Au 13 août, le délai de traitement pour une demande de permis d’études déposée depuis la France a atteint 11 semaines, contre trois semaines seulement en début d’été. Selon Immigration, Réfugiés et Citoyenneté Canada (IRCC), cette augmentation résulte d’un afflux massif de demandes, notamment en provenance des pays européens, dépassant largement les prévisions annuelles. La forte demande mondiale, surtout dans des catégories dépassant les cibles fixées, freine le traitement des dossiers.

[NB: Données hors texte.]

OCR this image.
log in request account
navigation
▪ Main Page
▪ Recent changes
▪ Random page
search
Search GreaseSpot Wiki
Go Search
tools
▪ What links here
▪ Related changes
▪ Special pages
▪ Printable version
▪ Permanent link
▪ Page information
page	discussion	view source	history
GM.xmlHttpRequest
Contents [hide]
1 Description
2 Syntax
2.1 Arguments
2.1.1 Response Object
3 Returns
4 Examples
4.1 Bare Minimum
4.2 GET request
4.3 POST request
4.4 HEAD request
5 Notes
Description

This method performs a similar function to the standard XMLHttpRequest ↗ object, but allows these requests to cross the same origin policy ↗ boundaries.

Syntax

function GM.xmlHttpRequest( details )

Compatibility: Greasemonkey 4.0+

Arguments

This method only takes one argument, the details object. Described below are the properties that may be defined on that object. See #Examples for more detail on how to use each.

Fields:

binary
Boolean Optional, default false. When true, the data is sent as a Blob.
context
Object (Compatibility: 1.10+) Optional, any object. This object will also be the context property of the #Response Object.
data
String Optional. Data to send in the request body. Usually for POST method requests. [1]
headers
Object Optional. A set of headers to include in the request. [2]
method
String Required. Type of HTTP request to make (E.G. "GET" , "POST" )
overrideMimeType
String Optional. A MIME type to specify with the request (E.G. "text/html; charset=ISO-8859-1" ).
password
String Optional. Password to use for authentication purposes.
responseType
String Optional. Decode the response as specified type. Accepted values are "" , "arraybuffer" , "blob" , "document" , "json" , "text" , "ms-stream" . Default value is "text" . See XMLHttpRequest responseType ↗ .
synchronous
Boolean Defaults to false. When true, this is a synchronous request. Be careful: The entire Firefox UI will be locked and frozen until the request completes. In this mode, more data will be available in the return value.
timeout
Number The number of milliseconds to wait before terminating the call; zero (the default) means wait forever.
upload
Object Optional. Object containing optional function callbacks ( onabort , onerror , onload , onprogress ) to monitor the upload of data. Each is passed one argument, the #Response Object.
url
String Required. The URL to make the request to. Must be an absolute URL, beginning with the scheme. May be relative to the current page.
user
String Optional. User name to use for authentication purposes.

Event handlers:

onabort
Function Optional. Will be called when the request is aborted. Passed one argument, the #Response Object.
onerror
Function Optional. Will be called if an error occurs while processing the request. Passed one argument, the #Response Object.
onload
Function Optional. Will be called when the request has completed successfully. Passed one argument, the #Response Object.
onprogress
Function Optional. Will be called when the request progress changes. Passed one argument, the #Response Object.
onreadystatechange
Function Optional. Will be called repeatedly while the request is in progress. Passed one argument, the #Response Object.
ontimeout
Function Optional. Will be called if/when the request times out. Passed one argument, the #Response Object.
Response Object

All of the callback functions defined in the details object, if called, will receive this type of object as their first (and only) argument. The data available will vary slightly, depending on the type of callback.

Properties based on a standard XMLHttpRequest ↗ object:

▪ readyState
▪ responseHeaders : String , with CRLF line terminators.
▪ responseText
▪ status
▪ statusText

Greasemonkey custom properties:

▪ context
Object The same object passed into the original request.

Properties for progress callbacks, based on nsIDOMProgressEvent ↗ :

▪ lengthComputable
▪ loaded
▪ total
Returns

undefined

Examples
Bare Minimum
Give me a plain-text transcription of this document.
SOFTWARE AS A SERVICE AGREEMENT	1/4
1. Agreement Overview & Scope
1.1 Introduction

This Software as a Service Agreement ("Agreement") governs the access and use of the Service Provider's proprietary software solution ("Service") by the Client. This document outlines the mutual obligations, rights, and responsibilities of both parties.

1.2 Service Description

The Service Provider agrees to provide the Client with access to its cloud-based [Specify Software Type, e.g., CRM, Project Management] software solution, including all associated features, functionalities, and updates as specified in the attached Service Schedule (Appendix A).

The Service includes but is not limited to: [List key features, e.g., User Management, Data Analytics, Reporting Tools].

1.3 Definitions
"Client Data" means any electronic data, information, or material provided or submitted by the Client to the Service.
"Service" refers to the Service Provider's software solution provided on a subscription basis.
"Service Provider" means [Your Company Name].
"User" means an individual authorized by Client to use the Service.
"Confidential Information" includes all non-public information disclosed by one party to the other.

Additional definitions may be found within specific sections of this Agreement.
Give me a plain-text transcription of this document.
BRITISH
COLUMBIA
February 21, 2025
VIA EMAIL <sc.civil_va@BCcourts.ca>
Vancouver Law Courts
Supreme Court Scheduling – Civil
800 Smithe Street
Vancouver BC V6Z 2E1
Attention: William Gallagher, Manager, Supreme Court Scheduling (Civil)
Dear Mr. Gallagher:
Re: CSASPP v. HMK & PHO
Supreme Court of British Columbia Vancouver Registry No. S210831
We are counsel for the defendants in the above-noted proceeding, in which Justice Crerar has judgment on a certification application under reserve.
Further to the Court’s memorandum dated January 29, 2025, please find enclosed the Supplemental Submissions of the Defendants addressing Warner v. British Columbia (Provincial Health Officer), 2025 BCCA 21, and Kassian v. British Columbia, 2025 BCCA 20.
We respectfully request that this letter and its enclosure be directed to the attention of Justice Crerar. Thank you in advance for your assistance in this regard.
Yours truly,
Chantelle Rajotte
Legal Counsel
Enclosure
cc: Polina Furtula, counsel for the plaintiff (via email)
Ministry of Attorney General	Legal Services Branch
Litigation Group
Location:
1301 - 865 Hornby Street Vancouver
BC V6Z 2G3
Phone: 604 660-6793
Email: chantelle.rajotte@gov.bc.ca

L’organisme fédéral assure toutefois que ses efforts sont concentrés sur le traitement de ces demandes dans les meilleurs délais possibles, avec pour objectif de répondre à 80 % des demandes complètes conformes aux normes de service, afin que les étudiants puissent débuter leur année scolaire en septembre.

L’impact de ces retards se fait aussi sentir dans l’accueil et l’intégration des étudiants. À Moncton, par exemple, les journées d’accueil débuteront lundi prochain, facilitant leur adaptation (établissements, banques, assurance maladie). Au Québec, le cégep de Baie-Comeau a déjà accueilli une trentaine d’étudiants, tandis qu’un deuxième accueil est prévu pour ceux en attente de leur visa, avec des coûts supplémentaires supportés par l’établissement, pour respecter son engagement envers ces jeunes.

Par ailleurs, la récente suppression de certains programmes d’études éligibles au permis de travail postdiplôme par Ottawa complique davantage la situation, freinant l’intégration professionnelle des diplômés étrangers. La Fédération des cégeps, consciente des souffrances et des coûts engendrés par ces délais, multiplie ses démarches auprès des autorités fédérales, dénonçant un enjeu qui reste du ressort d’Immigration, Réfugiés et Citoyenneté Canada.

Malgré quelques signes d’amélioration, le quotidien de nombreux étudiants reste incertain, leur avenir académique et professionnel étant suspendu à la levée de ces retards administratifs.